What if some of the white dwarfs have already "gone out"? How would you know?
the Hubble Space Telescope collected light from M4 for eight days over a 67-day period. Only then did the very faintest of the white dwarfs become visible.
If they collected light for an additional 8 days, or 80 days, would additional, "dimmer" white dwarfs become visible?
Is that the farthest cluster in which we can distinguish such stars? On the one hand, it's not all that far (cosmologically speaking); but on the other hand, resolving individual stars in such a cluster seems quite a trick.
When? Today? I didn't get it a thing. Why didn't someone tell me?
These people actually get paid to make educated guesses like this? Where can I get a job like that?
When? Today? I didn't get it a thing. Why didn't someone tell me?
Hustle down to Hallmark.
They have some of those "belated" thingys you can send.
This was addressed in the press conference today. They took exposures that were adequate to detect fainter white dwarfs if they existed, but they found none; hence they conclude that these ARE the faintest.

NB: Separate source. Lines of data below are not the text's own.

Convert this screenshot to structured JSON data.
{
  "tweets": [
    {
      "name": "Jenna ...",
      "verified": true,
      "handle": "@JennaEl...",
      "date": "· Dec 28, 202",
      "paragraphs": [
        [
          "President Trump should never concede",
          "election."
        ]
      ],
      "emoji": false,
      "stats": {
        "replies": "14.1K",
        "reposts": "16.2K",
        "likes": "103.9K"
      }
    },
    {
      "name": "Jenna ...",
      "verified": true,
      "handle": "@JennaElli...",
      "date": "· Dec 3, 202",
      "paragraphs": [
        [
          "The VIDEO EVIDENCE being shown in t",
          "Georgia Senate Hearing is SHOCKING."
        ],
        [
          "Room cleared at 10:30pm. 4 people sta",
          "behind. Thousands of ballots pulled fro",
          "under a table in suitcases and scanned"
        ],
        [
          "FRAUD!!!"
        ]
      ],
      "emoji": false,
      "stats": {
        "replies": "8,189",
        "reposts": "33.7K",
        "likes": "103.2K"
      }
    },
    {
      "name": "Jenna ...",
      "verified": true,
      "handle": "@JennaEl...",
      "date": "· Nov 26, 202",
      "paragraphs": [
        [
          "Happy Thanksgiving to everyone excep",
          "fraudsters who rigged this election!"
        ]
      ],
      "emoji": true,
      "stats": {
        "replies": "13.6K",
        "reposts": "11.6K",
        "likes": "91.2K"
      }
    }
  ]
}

White dwarf stars take a gigantically long time to "go out" (which in this case means to cool until they cannot be seen).
Excellent question, grasshopper.....
It is actually the CLOSEST cluster where astronomers hoped to detect such faint beasts, because of the limitations in their equipment precluded from being able to detect objects this faint at greater distances....

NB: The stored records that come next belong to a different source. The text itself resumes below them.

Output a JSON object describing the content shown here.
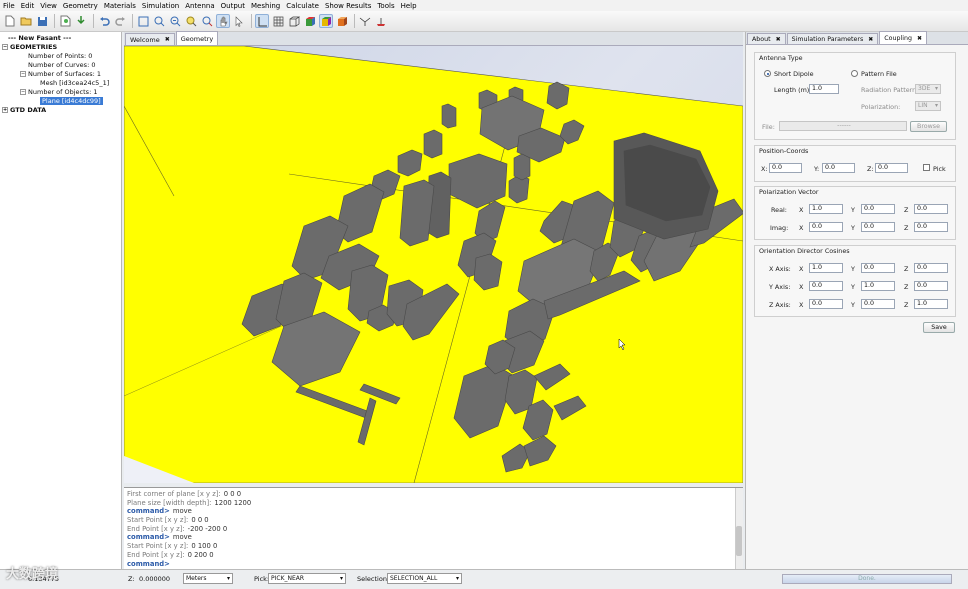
{
  "menu": [
    "File",
    "Edit",
    "View",
    "Geometry",
    "Materials",
    "Simulation",
    "Antenna",
    "Output",
    "Meshing",
    "Calculate",
    "Show Results",
    "Tools",
    "Help"
  ],
  "tree": {
    "root": "--- New Fasant ---",
    "geometries": "GEOMETRIES",
    "points": "Number of Points: 0",
    "curves": "Number of Curves: 0",
    "surfaces": "Number of Surfaces: 1",
    "mesh": "Mesh [id3cea24c5_1]",
    "objects": "Number of Objects: 1",
    "plane": "Plane [id4c4dc99]",
    "gtd": "GTD DATA"
  },
  "doc_tabs": [
    "Welcome",
    "Geometry"
  ],
  "console": [
    {
      "label": "First corner of plane [x y z]:",
      "value": "0 0 0"
    },
    {
      "label": "Plane size [width depth]:",
      "value": "1200 1200"
    },
    {
      "cmd": "command>",
      "value": "move"
    },
    {
      "label": "Start Point [x y z]:",
      "value": "0 0 0"
    },
    {
      "label": "End Point [x y z]:",
      "value": "-200 -200 0"
    },
    {
      "cmd": "command>",
      "value": "move"
    },
    {
      "label": "Start Point [x y z]:",
      "value": "0 100 0"
    },
    {
      "label": "End Point [x y z]:",
      "value": "0 200 0"
    },
    {
      "cmd": "command>",
      "value": ""
    }
  ],
  "right_tabs": [
    "About",
    "Simulation Parameters",
    "Coupling"
  ],
  "antenna": {
    "title": "Antenna Type",
    "short_dipole": "Short Dipole",
    "pattern_file": "Pattern File",
    "length_label": "Length (m):",
    "length_value": "1.0",
    "radiation_label": "Radiation Pattern:",
    "radiation_value": "3DE",
    "polarization_label": "Polarization:",
    "polarization_value": "LIN",
    "file_label": "File:",
    "file_value": "------",
    "browse": "Browse"
  },
  "position": {
    "title": "Position-Coords",
    "x_label": "X:",
    "x": "0.0",
    "y_label": "Y:",
    "y": "0.0",
    "z_label": "Z:",
    "z": "0.0",
    "pick": "Pick"
  },
  "polarization": {
    "title": "Polarization Vector",
    "real": "Real:",
    "imag": "Imag:",
    "real_x": "1.0",
    "real_y": "0.0",
    "real_z": "0.0",
    "imag_x": "0.0",
    "imag_y": "0.0",
    "imag_z": "0.0"
  },
  "orientation": {
    "title": "Orientation Director Cosines",
    "xaxis": "X Axis:",
    "yaxis": "Y Axis:",
    "zaxis": "Z Axis:",
    "xx": "1.0",
    "xy": "0.0",
    "xz": "0.0",
    "yx": "0.0",
    "yy": "1.0",
    "yz": "0.0",
    "zx": "0.0",
    "zy": "0.0",
    "zz": "1.0"
  },
  "axis_letters": {
    "x": "X",
    "y": "Y",
    "z": "Z"
  },
  "save": "Save",
  "status": {
    "coords": "6.134775",
    "z_label": "Z:",
    "z_value": "0.000000",
    "units": "Meters",
    "pick_label": "Pick:",
    "pick_value": "PICK_NEAR",
    "selection_label": "Selection:",
    "selection_value": "SELECTION_ALL",
    "progress": "Done."
  },
  "watermark": "大数跨境",
  "colors": {
    "ground": "#ffff00",
    "buildings": "#6e6e6e",
    "accent": "#3a7bd5"
  }
}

..... however, the new equipment JUST installed last month on the Hubble Space Telescope will be many times more sensitive that what they used for this research, and thus will be invaluable in observing more distant clusters to see if the data collected from them supports (or contradicts) this finding.
By looking at the evidence. The universe obeys physical laws, you know.
These people actually get paid to make educated guesses like this?
No, they get paid to make measurements like this.
Where can I get a job like that?
You start by spending twelve years in college (as I did).
Well, first you start out with an IQ of say 140+, then you matriculate at a first tier university, and major in Physics, or Mathematics, or Astronomy, and after four years of hard work you get your Bachelor's degree; then you apply to grad school and get into an Astronomy/Astrophysics program, and after a couple more years of hard work, you'll have your Master's degree, and then you put in more time doing original research on your doctoral Thesis, which, with a bit of luck and a lot of hard work, might be accepted, and so you eventually get your Ph.D.
Then you go to work, continuing to do original research like these guys did, and by that time you would have come to understand how it is that scientists are able to devise observations that measure the age of the Universe using multiple independent methods, which indicate very similar results.
Actually, the error in their measurement is half a billion years, which is roughly 4%. Not bad.